Mr. Leydecker pulled in at the parking area. Buzzy saw Slater Burr’s Jaguar and said, “Slater Burr’s here.”
“Are you an admirer of Slater Burr, Donald?” said Leydecker.
“Oh yes, we’re good friends.”
“It doesn’t surprise me.”
“Sir?”
“I said, it doesn’t surprise me.”
Laura said, “I wish we weren’t here. I would much rather have gone to a motion picture.”
“Well, we’re here,” Leydecker said.
Bu
zzy had rented a white dinner jacket from De Lucca’s on South Street, worn the trousers to his navy blue suit, with a navy blue tie and white shirt; black shoes, bought especially for the occasion. Kenneth Leydecker never looked at his daughter’s fiancé, without Buzzy’s knowing instantly something in particular was wrong. Everything in general was wrong about the prospective son-in-law of Kenneth Leydecker, but each time they came face-to-face, there was the particular, always new… always clear in the beady eyes behind the bold-edged rimless glasses.

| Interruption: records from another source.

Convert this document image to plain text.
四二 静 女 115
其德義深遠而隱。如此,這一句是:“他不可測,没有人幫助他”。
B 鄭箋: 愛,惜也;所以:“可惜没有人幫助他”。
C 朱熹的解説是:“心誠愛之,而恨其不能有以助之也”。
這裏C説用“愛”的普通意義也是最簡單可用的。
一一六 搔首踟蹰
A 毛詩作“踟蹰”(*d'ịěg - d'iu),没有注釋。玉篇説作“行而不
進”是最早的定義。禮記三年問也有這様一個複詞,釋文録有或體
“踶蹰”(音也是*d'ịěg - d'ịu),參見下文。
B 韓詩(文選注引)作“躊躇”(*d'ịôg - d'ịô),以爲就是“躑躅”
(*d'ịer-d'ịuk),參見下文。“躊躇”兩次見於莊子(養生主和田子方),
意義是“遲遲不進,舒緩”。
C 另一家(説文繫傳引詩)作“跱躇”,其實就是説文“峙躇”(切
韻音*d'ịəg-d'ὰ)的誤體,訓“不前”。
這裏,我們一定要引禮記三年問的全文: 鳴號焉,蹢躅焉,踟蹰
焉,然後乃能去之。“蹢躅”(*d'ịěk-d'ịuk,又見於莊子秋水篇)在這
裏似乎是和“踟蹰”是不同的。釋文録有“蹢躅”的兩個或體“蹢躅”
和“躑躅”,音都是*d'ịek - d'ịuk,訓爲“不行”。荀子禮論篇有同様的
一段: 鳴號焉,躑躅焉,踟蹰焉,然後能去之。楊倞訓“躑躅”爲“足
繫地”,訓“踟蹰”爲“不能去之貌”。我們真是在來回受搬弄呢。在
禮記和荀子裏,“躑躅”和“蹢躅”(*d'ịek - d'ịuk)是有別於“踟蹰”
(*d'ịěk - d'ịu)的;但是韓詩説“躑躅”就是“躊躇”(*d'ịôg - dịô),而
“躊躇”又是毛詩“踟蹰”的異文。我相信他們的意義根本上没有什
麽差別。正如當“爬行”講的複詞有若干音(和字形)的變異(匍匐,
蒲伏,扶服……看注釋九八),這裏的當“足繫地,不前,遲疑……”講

Leydecker said, “An ordinary suit would have done, Donald.”
This conversation, while Laura was in the Ladies, to look at her ankle.
“Everyone is wearing white coats, sir. I thought—”
“Not with navy trousers from a navy suit.”
Then Leydecker said, “What are you drinking, Donald?”
“Oh—” and for a moment he could think only of beer; he drank nothing but beer.
“Ginger ale and whiskey, I would guess,” Leydecker said. “I believe that’s what you people like.”
“My people don’t drink,” Cloward lied; Selma always ordered rye and ginger ale. How did Leydecker know that?
“I don’t mean your family. Your kind. Your class, Donald. I don’t have to mince words with you. The people here tonight, yes, look around—these people are not your people.”
“I know some of them.”
“Slater Burr, perhaps, yes. Like finds like, no matter.”
“I don’t understand. You mean, because Mr. Burr was poor once, and I’m… not rich either.”
“You’re not poor, hmm?”
“No, sir. And I finished high school.”
“You don’t see anything else similar about Mr. Burr and you?”
“What?” said Buzzy. “What do you want me to see?”
“Take a good look at Mrs. Burr. Does she seem very beautiful, or gay, very popular? She’s over there, at the table near the door. Look at her.”
Buzzy had never seen her so dressed-up. She seemed ill-at-ease in the gown, and the inevitable cigarette hanging from her lips was out of place. She wore a large leather-strap wrist watch on her arm that seemed out of place as well. She was by herself, watching the dancers in the center of the room, with a certain bored air, as though she were wasting her time and resentful of the fact. But Buzzy had always liked her; he had never thought she was any different from anyone else—richer, and not as well-dressed as women with her money, but he had never pondered it.